Donald Trump a
tout fait pour que Zohran Mamdani ne soit
pas élu maire de New York. Il a menti en
prétendant que le nouveau maire de New York était pro-Hamas et antisémite. Il
l’a insulté, du moins le pense-t-il, en accusant le candidat d’être un « communiste ».
Ce qui dans la bouche du locataire de la Maison-Blanche est l’anathème suprême.
Il est allé jusqu’à menacer les New-Yorkais de leur couper les financements
fédéraux.
De quoi poser
quelques questions (et donner quelques réponses) quant au respect que le
président des États-Unis porte à la liberté de vote de ses concitoyens.

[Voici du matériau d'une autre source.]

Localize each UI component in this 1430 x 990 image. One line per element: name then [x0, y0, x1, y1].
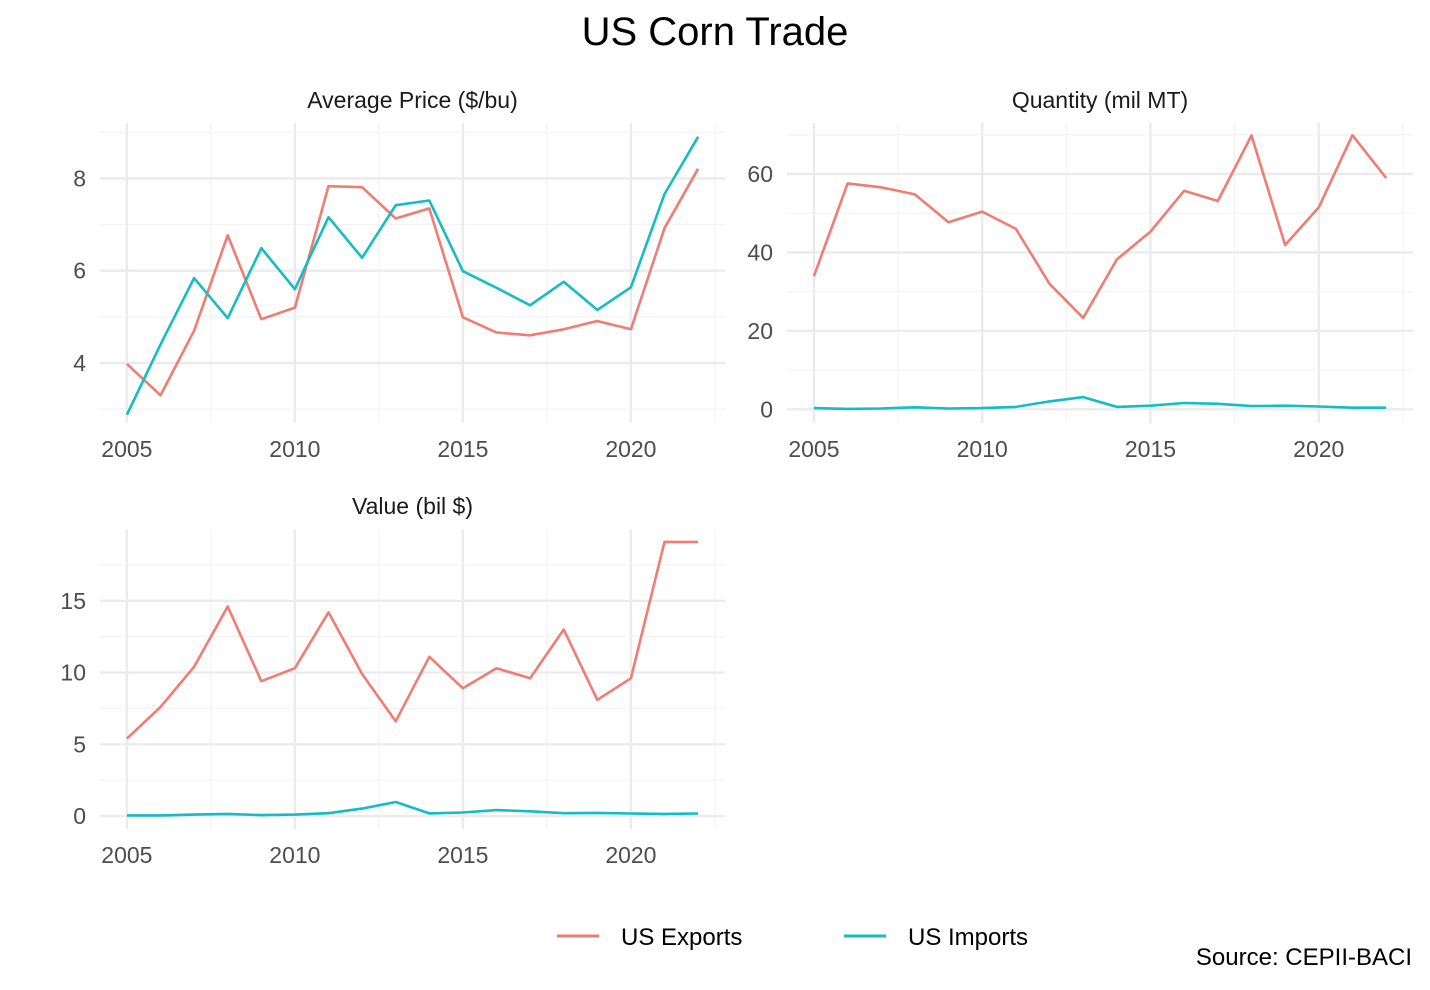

Imagine-t-on les réactions que cela aurait suscitées dans le monde si un autre
chef d’État s’était comporté de cette manière ? Mais Donald Trump n’était
pas le seul adversaire du candidat. Une coalition de milliardaires a balancé
des dizaines de millions de dollars pour le faire chuter et appuyer le perdant
de la primaire démocrate, qui s’est assis sur le scrutin militant.
Cette débauche
de haine donne encore plus de sens à la
victoire de Zohran Mamdani. Ce succès
exprime le rejet de Trump certes, mais pas seulement. Il démontre que
l’aspiration au changement, pour peu qu’elle trouve une perspective, peut
devenir une force, une dynamique capable de bouleverser en profondeur un
paysage politique. C’est cette dimension de la victoire du candidat socialiste
qui inquiète la bourgeoisie, jusqu’en France. Ce n’est pas pour rien que les
médias aux ordres des milliardaires tapent sur Mamdani, l’accusant « de
cacher les pires intentions derrière son sourire ».
Si la campagne
et la victoire finale de Zohran Mamdani ne sont pas transposables à la réalité
des autres pays, elles donnent cependant quelques clefs de
compréhension sur la nature de la bataille idéologique. Les New-Yorkais viennent de faire de leur ville un
bastion de la résistance. Ils ont peut-être engagé la vie politique
états-unienne dans un tournant. Le pouvoir trumpiste, allié avec les
géants de la Silicon Valley aux aspirations totalitaires et avec les
suprémacistes blancs et les masculinistes, ne connaît que la brutalité. Et nul
doute que celui-ci va se déchaîner pour faire échouer la nouvelle équipe aux
manettes de la grosse pomme devenue rouge. Le plus dur commence.